# UK Marine Ambushed, Shot, Saves Unit



## JBS (Mar 31, 2009)

Survives bullet to the head; covers unit during ambush immediate action:



> It had been a morning of fierce close-quarter combat with incessant fire coming from insurgents in the heart of Taliban country. As the Royal Marines edged their way past the high walls of a compound the section commander, a corporal, fell to the ground with two shots to the groin.
> 
> The team had walked into an ambush and Marine Sam Alexander knew that the only chance they had was to fight their way through.

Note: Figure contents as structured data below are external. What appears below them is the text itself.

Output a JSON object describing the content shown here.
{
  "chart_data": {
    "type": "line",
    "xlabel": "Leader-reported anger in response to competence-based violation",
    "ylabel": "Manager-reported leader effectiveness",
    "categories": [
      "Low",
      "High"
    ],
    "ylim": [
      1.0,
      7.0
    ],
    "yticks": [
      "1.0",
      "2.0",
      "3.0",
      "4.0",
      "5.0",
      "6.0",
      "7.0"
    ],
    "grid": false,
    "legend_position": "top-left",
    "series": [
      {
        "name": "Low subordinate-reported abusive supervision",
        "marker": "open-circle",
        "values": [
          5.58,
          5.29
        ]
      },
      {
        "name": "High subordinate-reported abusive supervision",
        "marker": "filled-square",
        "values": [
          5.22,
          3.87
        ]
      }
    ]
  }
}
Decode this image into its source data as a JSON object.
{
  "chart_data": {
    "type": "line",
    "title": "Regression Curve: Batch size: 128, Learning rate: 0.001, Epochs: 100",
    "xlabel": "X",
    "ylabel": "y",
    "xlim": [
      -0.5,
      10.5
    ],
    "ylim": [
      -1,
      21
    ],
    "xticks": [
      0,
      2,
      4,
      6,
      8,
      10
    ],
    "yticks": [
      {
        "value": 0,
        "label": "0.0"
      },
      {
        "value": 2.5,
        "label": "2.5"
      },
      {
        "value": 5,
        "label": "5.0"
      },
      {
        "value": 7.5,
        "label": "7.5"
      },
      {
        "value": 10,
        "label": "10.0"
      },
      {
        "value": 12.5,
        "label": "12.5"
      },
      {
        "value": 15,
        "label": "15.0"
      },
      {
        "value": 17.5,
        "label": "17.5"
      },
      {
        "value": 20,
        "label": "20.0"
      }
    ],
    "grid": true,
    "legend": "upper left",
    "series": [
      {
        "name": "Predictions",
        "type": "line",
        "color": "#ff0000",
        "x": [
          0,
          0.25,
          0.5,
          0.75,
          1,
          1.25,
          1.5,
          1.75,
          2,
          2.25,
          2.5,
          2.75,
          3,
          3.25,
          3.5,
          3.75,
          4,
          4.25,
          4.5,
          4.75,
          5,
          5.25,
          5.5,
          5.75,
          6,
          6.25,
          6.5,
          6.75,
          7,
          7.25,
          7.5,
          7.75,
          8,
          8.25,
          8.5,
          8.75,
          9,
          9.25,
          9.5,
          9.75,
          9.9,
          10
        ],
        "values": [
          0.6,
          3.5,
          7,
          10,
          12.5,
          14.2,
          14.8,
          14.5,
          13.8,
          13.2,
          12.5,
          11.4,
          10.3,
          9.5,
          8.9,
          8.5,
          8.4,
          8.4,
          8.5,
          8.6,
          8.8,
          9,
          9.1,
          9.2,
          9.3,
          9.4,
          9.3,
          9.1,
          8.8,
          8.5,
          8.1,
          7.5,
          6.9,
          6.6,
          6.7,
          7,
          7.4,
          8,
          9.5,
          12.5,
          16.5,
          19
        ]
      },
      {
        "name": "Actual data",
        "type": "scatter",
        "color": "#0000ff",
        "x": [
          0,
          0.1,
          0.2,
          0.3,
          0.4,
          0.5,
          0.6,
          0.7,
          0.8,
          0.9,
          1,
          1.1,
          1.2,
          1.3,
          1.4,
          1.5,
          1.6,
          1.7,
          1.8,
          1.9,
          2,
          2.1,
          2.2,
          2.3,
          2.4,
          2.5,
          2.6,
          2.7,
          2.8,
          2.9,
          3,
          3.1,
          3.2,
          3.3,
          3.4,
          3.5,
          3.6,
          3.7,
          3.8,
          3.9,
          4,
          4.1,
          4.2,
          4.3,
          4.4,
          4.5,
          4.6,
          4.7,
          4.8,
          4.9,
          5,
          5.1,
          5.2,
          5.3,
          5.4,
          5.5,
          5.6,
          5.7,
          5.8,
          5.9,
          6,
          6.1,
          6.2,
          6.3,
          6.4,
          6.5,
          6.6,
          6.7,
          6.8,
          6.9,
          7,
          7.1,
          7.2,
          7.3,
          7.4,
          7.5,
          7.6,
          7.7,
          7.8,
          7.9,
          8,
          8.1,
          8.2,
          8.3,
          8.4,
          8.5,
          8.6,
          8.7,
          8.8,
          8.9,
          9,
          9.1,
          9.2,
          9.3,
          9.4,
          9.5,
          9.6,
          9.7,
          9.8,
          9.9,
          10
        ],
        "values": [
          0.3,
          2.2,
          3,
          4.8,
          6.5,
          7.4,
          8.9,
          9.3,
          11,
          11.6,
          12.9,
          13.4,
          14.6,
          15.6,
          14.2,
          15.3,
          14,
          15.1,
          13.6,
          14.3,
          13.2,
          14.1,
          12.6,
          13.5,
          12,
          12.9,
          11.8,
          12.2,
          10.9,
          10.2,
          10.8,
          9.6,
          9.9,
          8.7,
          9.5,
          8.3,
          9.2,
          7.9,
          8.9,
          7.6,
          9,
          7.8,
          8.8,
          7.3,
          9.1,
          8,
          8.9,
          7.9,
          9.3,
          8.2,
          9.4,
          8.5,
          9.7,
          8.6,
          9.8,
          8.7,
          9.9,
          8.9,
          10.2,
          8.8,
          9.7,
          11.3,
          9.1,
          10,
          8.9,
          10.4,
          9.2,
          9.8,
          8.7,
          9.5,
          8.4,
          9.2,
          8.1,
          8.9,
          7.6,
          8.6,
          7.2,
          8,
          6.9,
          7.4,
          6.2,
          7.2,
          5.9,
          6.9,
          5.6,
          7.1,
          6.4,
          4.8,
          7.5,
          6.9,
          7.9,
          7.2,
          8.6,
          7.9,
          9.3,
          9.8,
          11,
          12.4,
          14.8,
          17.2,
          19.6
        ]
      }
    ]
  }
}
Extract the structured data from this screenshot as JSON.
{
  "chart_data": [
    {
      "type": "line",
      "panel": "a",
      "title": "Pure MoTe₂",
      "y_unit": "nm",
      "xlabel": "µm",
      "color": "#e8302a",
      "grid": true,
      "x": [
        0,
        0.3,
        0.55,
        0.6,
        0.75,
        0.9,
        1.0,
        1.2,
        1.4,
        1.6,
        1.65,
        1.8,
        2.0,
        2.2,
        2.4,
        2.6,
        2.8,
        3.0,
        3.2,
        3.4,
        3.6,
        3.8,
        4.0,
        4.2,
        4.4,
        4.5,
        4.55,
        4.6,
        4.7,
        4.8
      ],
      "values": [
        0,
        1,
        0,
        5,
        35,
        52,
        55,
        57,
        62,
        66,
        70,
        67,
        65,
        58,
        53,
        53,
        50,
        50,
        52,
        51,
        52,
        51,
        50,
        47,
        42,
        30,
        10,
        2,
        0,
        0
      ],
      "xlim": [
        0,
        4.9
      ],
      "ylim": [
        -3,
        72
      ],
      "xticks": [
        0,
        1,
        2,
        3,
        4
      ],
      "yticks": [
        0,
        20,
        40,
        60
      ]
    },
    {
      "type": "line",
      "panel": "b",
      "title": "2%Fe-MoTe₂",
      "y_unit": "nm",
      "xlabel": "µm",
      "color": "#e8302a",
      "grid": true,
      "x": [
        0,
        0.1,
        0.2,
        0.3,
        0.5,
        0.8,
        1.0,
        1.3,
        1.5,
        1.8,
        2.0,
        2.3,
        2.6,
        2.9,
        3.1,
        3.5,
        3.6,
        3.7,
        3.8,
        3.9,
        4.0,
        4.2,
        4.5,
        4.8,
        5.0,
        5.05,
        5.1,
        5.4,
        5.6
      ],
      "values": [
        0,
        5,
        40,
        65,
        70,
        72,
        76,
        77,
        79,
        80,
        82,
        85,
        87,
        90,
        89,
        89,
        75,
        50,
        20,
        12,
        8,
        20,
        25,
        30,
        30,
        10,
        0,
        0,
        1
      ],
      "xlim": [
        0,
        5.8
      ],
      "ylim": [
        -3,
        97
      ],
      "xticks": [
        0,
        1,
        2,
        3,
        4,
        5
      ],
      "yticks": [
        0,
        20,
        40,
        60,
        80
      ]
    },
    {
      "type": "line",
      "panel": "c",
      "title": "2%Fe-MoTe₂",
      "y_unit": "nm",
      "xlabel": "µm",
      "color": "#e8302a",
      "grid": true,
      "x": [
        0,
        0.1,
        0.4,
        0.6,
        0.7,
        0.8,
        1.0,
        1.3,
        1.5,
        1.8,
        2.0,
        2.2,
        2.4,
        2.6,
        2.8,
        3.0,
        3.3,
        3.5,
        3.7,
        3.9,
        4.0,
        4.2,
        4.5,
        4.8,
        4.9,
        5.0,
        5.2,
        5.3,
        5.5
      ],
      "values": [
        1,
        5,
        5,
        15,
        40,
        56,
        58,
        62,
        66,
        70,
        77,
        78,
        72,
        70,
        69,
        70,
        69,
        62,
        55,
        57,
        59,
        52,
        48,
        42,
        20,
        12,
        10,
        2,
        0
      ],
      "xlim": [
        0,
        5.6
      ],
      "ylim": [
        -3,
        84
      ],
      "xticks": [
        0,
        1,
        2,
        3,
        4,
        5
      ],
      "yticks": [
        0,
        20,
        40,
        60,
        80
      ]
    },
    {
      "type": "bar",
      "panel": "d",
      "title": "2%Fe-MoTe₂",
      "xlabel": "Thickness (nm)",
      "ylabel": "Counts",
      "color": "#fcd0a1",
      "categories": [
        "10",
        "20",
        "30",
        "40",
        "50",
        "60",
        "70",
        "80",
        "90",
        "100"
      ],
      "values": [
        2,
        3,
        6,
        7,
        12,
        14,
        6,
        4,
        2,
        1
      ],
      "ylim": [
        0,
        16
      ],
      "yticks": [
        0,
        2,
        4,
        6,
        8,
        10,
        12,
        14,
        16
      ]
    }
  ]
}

He picked up a heavy machine-gun and "traded lead" with the insurgents just 15 metres away. Running out of ammunition, he opened up with his 9mm pistol until that too was spent. The Taliban fighters were forced to withdraw and found themselves being hunted as they ran into other marine units coming in from the flanks.
> 
> ...


http://www.independent.co.uk/news/world/asia/marine-saves-unit-after-bullet-in-head-1654275.html


----------



## Royal (Mar 31, 2009)

Good drills 42


----------



## pardus (Mar 31, 2009)

Well done indeed!


----------



## Gypsy (Mar 31, 2009)

Most excellent!


----------



## 08steeda (Apr 1, 2009)

Good Job Marine!!! Someone needs to buy him enough pints to make the headache go away!!!

Awesome! Dude has balls that CLANK for sure!!!


----------



## car (Apr 1, 2009)

Outstanding! Are they going to decorate him?


----------